First dual-working dog to detect low blood sugar and protect US vineyard

Jack Woodfield
Wed, 08 Feb 2017
First dual-working dog to detect low blood sugar and protect US vineyard
A vineyard in California has started training a dog to detect low blood sugar levels in the company president's with type 1 diabetes and also sniff out pests eating the grapes.

The Labrador called Honey will become the first ever working dog to be trained to sense more than one thing, according to Honig Vineyard and Winery.

The Honig family adopted Honey in the hope that she will be able to detect low blood sugars in their daughter, Sophia, aged nine, who has type 1 diabetes.

Sophia currently has to carry out up to 20 blood sugar checks a day. She also wears an insulin pump and a continuous glucose monitor (CGM).

If Honey's training is effective, she will be able to sense and communicate if Sophia's blood sugar drops below an acceptable level, 15 minutes before the glucose monitor. This will give the family more time to take the relevant action needed.

The dog will also be trained to detect vineyard pests.

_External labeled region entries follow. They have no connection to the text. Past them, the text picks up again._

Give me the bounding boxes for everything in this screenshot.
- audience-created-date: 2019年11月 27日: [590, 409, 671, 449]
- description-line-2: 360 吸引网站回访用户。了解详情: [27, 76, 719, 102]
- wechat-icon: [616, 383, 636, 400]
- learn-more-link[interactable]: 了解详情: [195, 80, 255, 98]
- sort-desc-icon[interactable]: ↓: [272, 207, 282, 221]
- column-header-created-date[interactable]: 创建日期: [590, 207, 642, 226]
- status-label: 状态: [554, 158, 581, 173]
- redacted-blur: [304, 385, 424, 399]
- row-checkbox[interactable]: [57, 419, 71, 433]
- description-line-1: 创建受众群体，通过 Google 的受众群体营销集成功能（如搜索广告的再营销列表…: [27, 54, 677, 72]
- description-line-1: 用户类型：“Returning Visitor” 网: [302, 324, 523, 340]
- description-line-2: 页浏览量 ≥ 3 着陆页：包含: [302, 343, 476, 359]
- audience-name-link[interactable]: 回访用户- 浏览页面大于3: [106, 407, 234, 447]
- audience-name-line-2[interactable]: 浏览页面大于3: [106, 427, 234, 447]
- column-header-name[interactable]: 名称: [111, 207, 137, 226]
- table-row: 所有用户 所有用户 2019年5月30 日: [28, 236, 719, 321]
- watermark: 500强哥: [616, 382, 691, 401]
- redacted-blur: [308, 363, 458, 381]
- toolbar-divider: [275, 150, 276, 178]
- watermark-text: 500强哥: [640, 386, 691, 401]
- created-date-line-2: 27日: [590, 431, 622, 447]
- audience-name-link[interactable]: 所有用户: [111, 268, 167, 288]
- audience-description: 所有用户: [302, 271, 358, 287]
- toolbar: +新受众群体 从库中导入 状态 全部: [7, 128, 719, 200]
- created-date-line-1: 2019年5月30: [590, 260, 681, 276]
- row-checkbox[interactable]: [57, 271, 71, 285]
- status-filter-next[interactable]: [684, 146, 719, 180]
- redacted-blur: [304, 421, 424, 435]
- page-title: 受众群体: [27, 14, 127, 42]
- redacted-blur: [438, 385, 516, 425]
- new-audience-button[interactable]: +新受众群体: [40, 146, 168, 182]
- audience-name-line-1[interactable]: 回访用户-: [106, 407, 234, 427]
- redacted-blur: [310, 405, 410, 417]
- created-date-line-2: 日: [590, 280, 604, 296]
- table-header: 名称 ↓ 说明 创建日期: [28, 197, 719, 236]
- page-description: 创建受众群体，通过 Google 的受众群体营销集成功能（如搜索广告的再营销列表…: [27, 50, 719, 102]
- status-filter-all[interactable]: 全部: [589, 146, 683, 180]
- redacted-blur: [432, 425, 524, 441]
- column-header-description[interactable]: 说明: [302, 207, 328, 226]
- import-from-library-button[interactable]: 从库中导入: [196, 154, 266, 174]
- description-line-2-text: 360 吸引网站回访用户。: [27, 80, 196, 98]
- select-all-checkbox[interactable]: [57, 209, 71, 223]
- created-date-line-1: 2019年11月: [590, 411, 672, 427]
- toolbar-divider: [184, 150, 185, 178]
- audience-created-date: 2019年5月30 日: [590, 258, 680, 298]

If found early, action can be taken to remove a vine instead of treating the plant with pesticides.

Trainer Carleigh Long said: "Honey will be able to learn more than 60 daily commands that will allow her to interact with the family and help to keep Sophia safe. Once she's got that down, we'll move her into the vineyard to train her there."

Mr Honig first started working in partnership with Bergin University and assistance dogs in 2005.

He adopted Honey last year and hopes he will be able to make a real difference to both his family and business.

Mr Honig said: "We're excited to be working with a sniffer dog again. Not only do we get to continue our very innovative work with canine pest detection in the vineyard, my daughter gets a furry new companion to help her navigate the world of type 1 diabetes. What could be better than that?"